I present here some code
__constant__ int array[1024];
__global__ void kernel1(int *d_dst) {
int tId = threadIdx.x + blockIdx.x * blockDim.x;
d_dst[tId] = array[tId];
}
__global__ void kernel2(int *d_dst, int *d_src) {
int tId = threadIdx.x + blockIdx.x * blockDim.x;
d_dst[tId] = d_src[tId];
}
int main(int argc, char **argv) {
int *d_array;
int *d_src;
cudaMalloc((void**)&d_array, sizeof(int) * 1024);
cudaMalloc((void**)&d_src, sizeof(int) * 1024);
int *test = new int[1024];
memset(test, 0, sizeof(int) * 1024);
for (int i = 0; i < 1024; i++) {
test[i] = 100;
}
cudaMemcpyToSymbol(array, test, sizeof(int) * 1024);
kernel1<<< 1, 1024 >>>(d_array);
cudaMemcpy(d_src, test, sizeof(int) * 1024, cudaMemcpyHostToDevice);
kernel2<<<1, 32 >>>(d_array, d_src),
free(test);
cudaFree(d_array);
cudaFree(d_src);
return 0;
}
Which simply shows constant memory and global memory usage. On its execution the "kernel2" executes about 4 times faster (in terms of time) than "kernel1"
I understand from the Cuda C programming guide, that this this because accesses to constant memory are getting serialized. Which brings me to the idea that constant memory can be best utilized if a warp accesses a single constant value such as integer, float, double etc. but accessing an array is not beneficial at all. In other terms, I can say a warp must access a single address in order to have any beneficial optimization/speedup gains from constant memory access. Is this correct?

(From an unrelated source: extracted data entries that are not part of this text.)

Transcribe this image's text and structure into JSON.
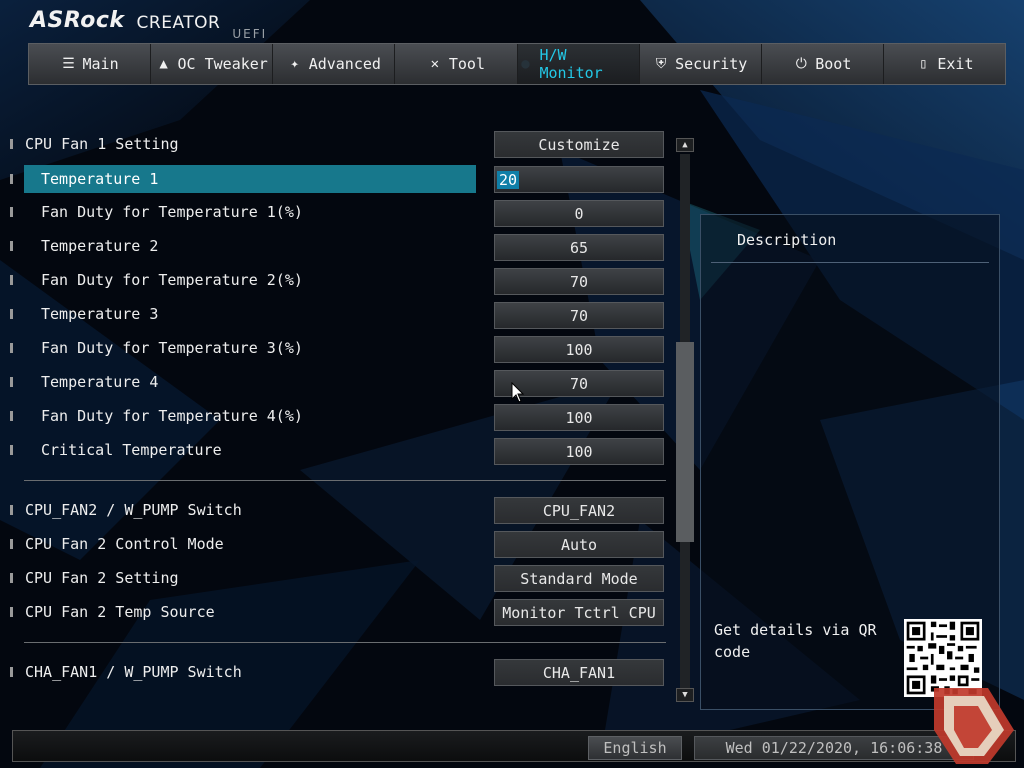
{
  "header": {
    "brand": "ASRock",
    "product": "CREATOR",
    "firmware": "UEFI"
  },
  "tabs": [
    {
      "label": "Main",
      "icon": "list-icon",
      "active": false
    },
    {
      "label": "OC Tweaker",
      "icon": "rocket-icon",
      "active": false
    },
    {
      "label": "Advanced",
      "icon": "star-icon",
      "active": false
    },
    {
      "label": "Tool",
      "icon": "tools-icon",
      "active": false
    },
    {
      "label": "H/W Monitor",
      "icon": "monitor-icon",
      "active": true
    },
    {
      "label": "Security",
      "icon": "shield-icon",
      "active": false
    },
    {
      "label": "Boot",
      "icon": "power-icon",
      "active": false
    },
    {
      "label": "Exit",
      "icon": "exit-door-icon",
      "active": false
    }
  ],
  "settings": [
    {
      "label": "CPU Fan 1 Setting",
      "value": "Customize"
    },
    {
      "label": "Temperature 1",
      "value": "20"
    },
    {
      "label": "Fan Duty for Temperature 1(%)",
      "value": "0"
    },
    {
      "label": "Temperature 2",
      "value": "65"
    },
    {
      "label": "Fan Duty for Temperature 2(%)",
      "value": "70"
    },
    {
      "label": "Temperature 3",
      "value": "70"
    },
    {
      "label": "Fan Duty for Temperature 3(%)",
      "value": "100"
    },
    {
      "label": "Temperature 4",
      "value": "70"
    },
    {
      "label": "Fan Duty for Temperature 4(%)",
      "value": "100"
    },
    {
      "label": "Critical Temperature",
      "value": "100"
    },
    {
      "label": "CPU_FAN2 / W_PUMP Switch",
      "value": "CPU_FAN2"
    },
    {
      "label": "CPU Fan 2 Control Mode",
      "value": "Auto"
    },
    {
      "label": "CPU Fan 2 Setting",
      "value": "Standard Mode"
    },
    {
      "label": "CPU Fan 2 Temp Source",
      "value": "Monitor Tctrl CPU"
    },
    {
      "label": "CHA_FAN1 / W_PUMP Switch",
      "value": "CHA_FAN1"
    }
  ],
  "description": {
    "title": "Description",
    "qr_text": "Get details via QR code"
  },
  "footer": {
    "language": "English",
    "datetime": "Wed 01/22/2020, 16:06:38"
  },
  "colors": {
    "accent": "#23c8e6",
    "selection": "#17788c"
  }
}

I also want to know, if I keep a structure instead of a simple type in my constant memory. Any access to the structure by a thread with in a warp; is also considered as single memory access or more? I mean a structure might contain multiple simple types and array for example; when accessing these simple types, are these accesses also serialized or not?
Last question would be, in case I do have an array with constant values, which needs to be accessed via different threads within a warp; for faster access it should be kept in global memory instead of constant memory. Is that correct?
Anyone can refer me some example code where an efficient constant memory usage is shown.
regards,